The rule changes also enabled another product innovation, linked to the traditional guaranteed lifetime annuity. Like the super product in the previous example, this provides exposure over time to market returns, but it has a stronger protection against longevity risks. Tracking underlying market returns is the only factor that will impact the payments. Different index-linked income options give greater flexibility to the retiree (and their adviser) and this innovation makes it easier to maintain the desired market exposure. A conservative investor can match their desired risk profile with the lifetime income stream and the account-based pension used for drawdowns.
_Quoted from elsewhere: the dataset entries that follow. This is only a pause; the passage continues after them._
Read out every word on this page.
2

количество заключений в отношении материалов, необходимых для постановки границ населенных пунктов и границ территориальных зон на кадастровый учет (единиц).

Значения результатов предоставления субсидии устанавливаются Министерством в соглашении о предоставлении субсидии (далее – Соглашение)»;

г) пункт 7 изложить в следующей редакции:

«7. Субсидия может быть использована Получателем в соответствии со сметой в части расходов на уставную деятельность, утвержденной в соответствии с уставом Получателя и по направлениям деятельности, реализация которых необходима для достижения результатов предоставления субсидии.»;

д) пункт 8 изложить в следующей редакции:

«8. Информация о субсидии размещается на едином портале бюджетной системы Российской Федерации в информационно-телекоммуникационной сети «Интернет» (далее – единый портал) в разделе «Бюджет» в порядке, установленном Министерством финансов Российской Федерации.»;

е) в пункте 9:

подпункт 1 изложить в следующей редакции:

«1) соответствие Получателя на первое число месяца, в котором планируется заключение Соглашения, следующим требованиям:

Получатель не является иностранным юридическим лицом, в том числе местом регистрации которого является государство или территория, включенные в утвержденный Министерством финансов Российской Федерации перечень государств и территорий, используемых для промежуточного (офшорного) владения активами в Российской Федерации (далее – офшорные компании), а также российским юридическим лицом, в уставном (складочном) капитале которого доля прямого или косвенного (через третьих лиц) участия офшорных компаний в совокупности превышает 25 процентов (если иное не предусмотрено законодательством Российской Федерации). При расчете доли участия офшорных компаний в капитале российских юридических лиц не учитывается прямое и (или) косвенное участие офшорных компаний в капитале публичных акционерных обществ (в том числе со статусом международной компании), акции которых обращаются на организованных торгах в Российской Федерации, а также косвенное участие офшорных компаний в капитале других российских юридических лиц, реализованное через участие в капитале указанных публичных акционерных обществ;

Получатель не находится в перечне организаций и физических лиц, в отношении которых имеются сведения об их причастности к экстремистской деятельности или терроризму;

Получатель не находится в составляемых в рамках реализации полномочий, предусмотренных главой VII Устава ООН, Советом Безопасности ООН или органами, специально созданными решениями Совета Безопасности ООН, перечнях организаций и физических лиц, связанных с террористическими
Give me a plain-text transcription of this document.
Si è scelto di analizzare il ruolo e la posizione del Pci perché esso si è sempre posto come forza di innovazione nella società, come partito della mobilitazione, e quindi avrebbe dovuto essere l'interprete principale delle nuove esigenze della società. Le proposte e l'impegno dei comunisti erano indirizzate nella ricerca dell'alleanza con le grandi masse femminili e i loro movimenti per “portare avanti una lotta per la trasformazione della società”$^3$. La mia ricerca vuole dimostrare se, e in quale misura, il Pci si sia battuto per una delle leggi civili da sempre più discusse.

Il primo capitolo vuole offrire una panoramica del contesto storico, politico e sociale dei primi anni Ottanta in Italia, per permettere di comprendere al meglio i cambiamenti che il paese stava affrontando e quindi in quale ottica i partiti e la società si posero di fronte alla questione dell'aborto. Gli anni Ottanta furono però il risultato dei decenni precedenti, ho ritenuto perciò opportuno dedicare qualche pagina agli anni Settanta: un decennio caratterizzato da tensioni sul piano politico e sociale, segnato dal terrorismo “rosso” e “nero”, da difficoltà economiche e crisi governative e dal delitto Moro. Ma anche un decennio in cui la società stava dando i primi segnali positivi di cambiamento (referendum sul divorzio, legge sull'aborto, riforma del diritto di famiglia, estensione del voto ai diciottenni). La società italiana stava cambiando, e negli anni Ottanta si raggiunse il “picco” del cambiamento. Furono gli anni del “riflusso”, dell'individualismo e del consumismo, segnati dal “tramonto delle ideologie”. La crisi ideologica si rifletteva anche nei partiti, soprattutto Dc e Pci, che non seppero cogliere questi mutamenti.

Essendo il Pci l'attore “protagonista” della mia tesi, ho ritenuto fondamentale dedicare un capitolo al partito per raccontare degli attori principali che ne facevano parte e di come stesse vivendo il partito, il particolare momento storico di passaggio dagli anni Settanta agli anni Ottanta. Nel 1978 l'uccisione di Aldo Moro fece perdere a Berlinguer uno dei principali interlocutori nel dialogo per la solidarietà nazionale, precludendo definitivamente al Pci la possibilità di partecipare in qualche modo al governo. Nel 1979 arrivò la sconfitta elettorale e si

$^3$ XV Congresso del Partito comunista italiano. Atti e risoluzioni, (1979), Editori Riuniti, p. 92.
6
Options can be adjusted annually throughout retirement as risk profiles change.

There are other innovations in the mix that will help advisers and retirees manage market risk, including a product that builds in protection from sequencing risk that can be present in an equity portfolio. Other innovations under development will combine market and longevity risk management in different ways.

These recent developments build on the innovations we saw following the 2019 changes. The first adjustment was annuity products that defer income payments many years into the future. Waiting for longer to get some of your money back might sound odd, but the cost of this insurance is a lot lower because a smaller amount can be invested in this product. This can help some older Australians manage their retirement in a way that wasn't possible only a few years ago.

The key point is that choosing a retirement income is no longer an either/or decision. The Retirement Income Covenant requires super funds to find a balance between maximising expected income and managing longevity and investment risks. However, it is possible to target both at the same time and managing the risks in retirement more effectively can potentially lead to higher retirement income if this is done properly.

"I want my MTV" was an expression that highlighted the consumerism of the 1980s for baby boomers and their families. The latest product innovations provides the opportunity to give the boomers what they want in retirement too.